N. Wahlgren et al., for the SITS-MOST Investigators. Lancet 2007;369:275-82
Die europäische Zulassung von Alteplase zur systemischen Thrombolyse im Jahr 2002 war u.a. an die Bedingung gebunden, eine Beobachtungsstudie zur Evaluation der Sicherheit der Lysetherapie durchzuführen. Die Studie hatte daher zum Ziel, die Sicherheit und Wirksamkeit der i.v.-Lysetherapie mit Alteplase in der klinischen Praxis zu untersuchen.
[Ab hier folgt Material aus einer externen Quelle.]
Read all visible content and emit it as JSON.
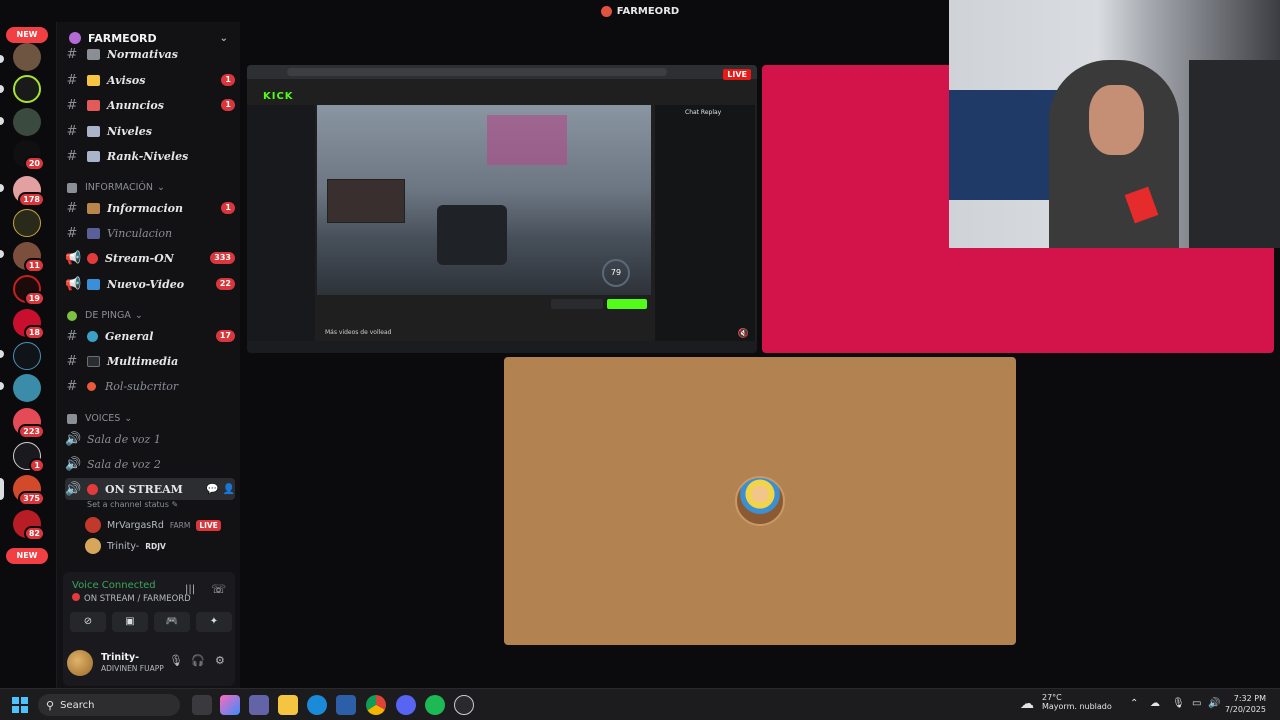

Internationale (14 Länder), multizentrische (N=285), prospektive und offene Observationsstudie an 6483 Patienten unter Verwendung eines gemeinsamen Registers zur Dokumentation aller im 3h-Zeitfenster behandelten Patienten mit akutem Hirninfarkt. Die Hälfte der teilnehmenden Zentren verfügten bei Studienbeginn nur über geringe Erfahrungen (<5 behandelte Patienten) mit der Lysetherapie. Primäre Outcome-Parameter waren die symptomatische (=Zunahme NIHSS ≥ 4) intracerebrale Blutung (ICB) binnen 24h und die Sterblichkeit nach 3 Monaten. Mortalität, ICB und funktionelles Outcome nach 3 Monaten wurden mit den gepoolten Daten aus randomisierten Studien verglichen.
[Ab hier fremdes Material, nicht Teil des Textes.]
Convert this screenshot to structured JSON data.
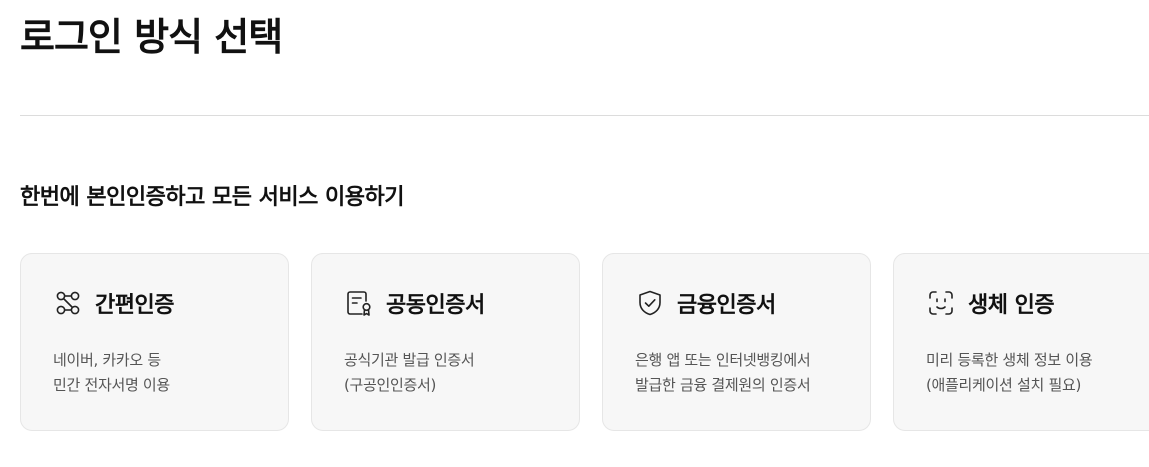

Die wesentlichen Basis-Daten (Alter, neurologisches Defizit, Komorbidität, ASS-Vorbehandlung, etc.) waren mit den Charakteristika der Patienten in randomisierten Studien vergleichbar. Die Rate symptomatischer ICB nach 24h betrug 1,7%, diejenige sämtlicher Blutungsereignisse mit einer Zunahme des NIHSS Wertes um ≥ 1 Punkt oder Todesfolge (sog. Cochrane Definition) lag nach 7 Tagen bei 7,3% (randomisierte Studien: 8,6%). Die 3-Monats-Sterblichkeit in SITS-MOST war mit 11,3% ebenfalls geringer als in den randomisierten Studien (17,3%). 55% der Patienten waren nach 3 Monaten funktionell unabhängig (Rankin 0-2; randomisierte Studien 49%).
Die Daten bestätigen die sichere und effektive Implementierung der intravenösen Lysetherapie des akuten Hirninfarktes mit Alteplase in den klinischen Alltag auch außerhalb randomisierter Studien.
Die Arbeit belegt in eindrucksvoller Weise sowohl die Sicherheit als auch die Wirksamkeit der systemischen Lysetherapie in der klinischen Routine. Besonders hervorzuheben ist die Tatsache, dass sich die Teilnahme zahlreicher Kliniken mit nur sehr geringer Erfahrung in der Lysebehandlung weder negativ auf die Blutungsrate, noch auf das funktionelle Outcome ausgewirkt hat.